A report from the Wall Street Journal reveals that the S&P GSCI has climbed 34% in the first quarter and is on track for its biggest gain since 1990. U.S. crude oil prices, meanwhile, have risen 43% to $107.82 a barrel since the end of last year and rose to $123.70 earlier this month, a level not seen since 2008.
In addition, wheat has gained 33% this year, trading at its highest level since 2010, while corn has gone up 24%. Several metals, such as aluminum, copper, nickel, and palladium, have also reached new highs.
“When the supply and demand situation is tight and then you have another supply shock on top of that, it’s not surprising that prices spike even further,” Chris Burton, global head of commodities and portfolio manager at Credit Suisse Asset Management, told the Journal.
Data from Refinitiv Lipper show that general commodities mutual funds and ETFs have seen steady inflows of investor capital for 11 weeks straight through March 23, the longest streak since a 23-week run that ended in June 2021.
Investors wishing to capitalize on this commodities rally may want to consider Invesco’s many commodities funds, including the Invesco Optimum Yield Diversified Commodity Strategy No K-1 ETF (PDBC ), the Invesco DB Agriculture Fund (DBA ), the Invesco DB Commodity Index Tracking Fund (DBC ), and the Invesco DB Base Metals Fund (DBB ).
PDBC invests in a combination of financial instruments that are economically linked to the world’s most heavily traded commodities.
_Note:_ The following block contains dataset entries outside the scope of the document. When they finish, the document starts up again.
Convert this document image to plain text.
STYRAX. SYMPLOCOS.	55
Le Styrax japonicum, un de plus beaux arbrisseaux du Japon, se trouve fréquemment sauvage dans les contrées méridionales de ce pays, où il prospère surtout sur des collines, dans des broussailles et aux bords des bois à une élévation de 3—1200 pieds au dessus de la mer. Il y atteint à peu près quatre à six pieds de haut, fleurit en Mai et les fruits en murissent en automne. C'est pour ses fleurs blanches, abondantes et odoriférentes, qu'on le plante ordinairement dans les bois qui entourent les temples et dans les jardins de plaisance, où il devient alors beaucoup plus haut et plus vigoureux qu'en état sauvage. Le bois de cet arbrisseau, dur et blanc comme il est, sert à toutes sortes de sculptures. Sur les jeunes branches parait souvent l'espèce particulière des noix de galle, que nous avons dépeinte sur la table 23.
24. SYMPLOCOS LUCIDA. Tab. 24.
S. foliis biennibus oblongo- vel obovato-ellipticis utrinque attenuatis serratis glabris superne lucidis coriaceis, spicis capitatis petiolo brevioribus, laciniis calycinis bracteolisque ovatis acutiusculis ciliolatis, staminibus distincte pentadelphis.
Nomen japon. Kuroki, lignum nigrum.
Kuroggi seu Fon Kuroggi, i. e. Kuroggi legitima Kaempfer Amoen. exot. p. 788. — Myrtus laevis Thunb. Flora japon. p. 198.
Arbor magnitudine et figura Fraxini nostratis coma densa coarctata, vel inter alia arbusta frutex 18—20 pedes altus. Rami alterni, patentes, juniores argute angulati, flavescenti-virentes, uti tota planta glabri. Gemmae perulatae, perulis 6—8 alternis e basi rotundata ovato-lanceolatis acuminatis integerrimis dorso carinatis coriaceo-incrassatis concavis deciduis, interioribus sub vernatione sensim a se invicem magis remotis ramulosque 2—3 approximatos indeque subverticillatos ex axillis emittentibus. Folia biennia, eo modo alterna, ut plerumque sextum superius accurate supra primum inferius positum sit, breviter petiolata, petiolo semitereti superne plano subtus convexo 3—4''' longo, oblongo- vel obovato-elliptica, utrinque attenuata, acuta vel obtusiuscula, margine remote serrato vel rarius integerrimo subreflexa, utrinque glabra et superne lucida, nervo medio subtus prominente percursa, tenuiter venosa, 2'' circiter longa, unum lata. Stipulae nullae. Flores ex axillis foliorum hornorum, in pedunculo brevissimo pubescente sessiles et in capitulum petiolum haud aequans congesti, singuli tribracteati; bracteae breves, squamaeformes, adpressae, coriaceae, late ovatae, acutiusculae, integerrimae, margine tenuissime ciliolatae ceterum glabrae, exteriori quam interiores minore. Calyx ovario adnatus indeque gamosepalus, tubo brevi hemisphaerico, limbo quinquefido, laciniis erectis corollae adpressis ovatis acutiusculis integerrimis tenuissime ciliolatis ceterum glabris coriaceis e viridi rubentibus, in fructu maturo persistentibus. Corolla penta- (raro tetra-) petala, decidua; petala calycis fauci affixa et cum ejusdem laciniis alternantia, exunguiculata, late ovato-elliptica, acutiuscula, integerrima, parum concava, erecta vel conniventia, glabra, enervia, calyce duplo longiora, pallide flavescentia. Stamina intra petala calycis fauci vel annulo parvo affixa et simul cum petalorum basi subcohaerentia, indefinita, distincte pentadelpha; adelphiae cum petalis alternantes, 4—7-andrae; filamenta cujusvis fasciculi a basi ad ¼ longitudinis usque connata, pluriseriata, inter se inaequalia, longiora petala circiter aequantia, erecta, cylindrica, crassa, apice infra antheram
It offers exposure to commodity futures without the tax hassle of a K-1. The fund also attempts to avoid “negative roll yield,” which could erode returns over time.
DBA, meanwhile, is a combination of futures within several areas of agriculture, including wheat, soybeans, coffee, corn, cattle, cocoa, sugar, hogs, and cotton. It’s ideally designed for investors who believe that commodity prices will continue to rise and who are also seeking to diversify their portfolios away from traditional stocks and bonds at a time of rising interest rates and market volatility.
DBC seeks to track changes in the level of the DBIQ Diversified Agriculture Index Excess Return, plus the interest income from the fund’s holdings of primarily U.S. Treasury securities and money market income less the fund’s expenses.
DBB seeks to track changes, whether positive or negative, in the level of the DBIQ Optimum Yield Industrial Metals Index Excess Return, plus the interest income from the fund’s holdings of primarily U.S. Treasury securities and money market income less the fund’s expenses.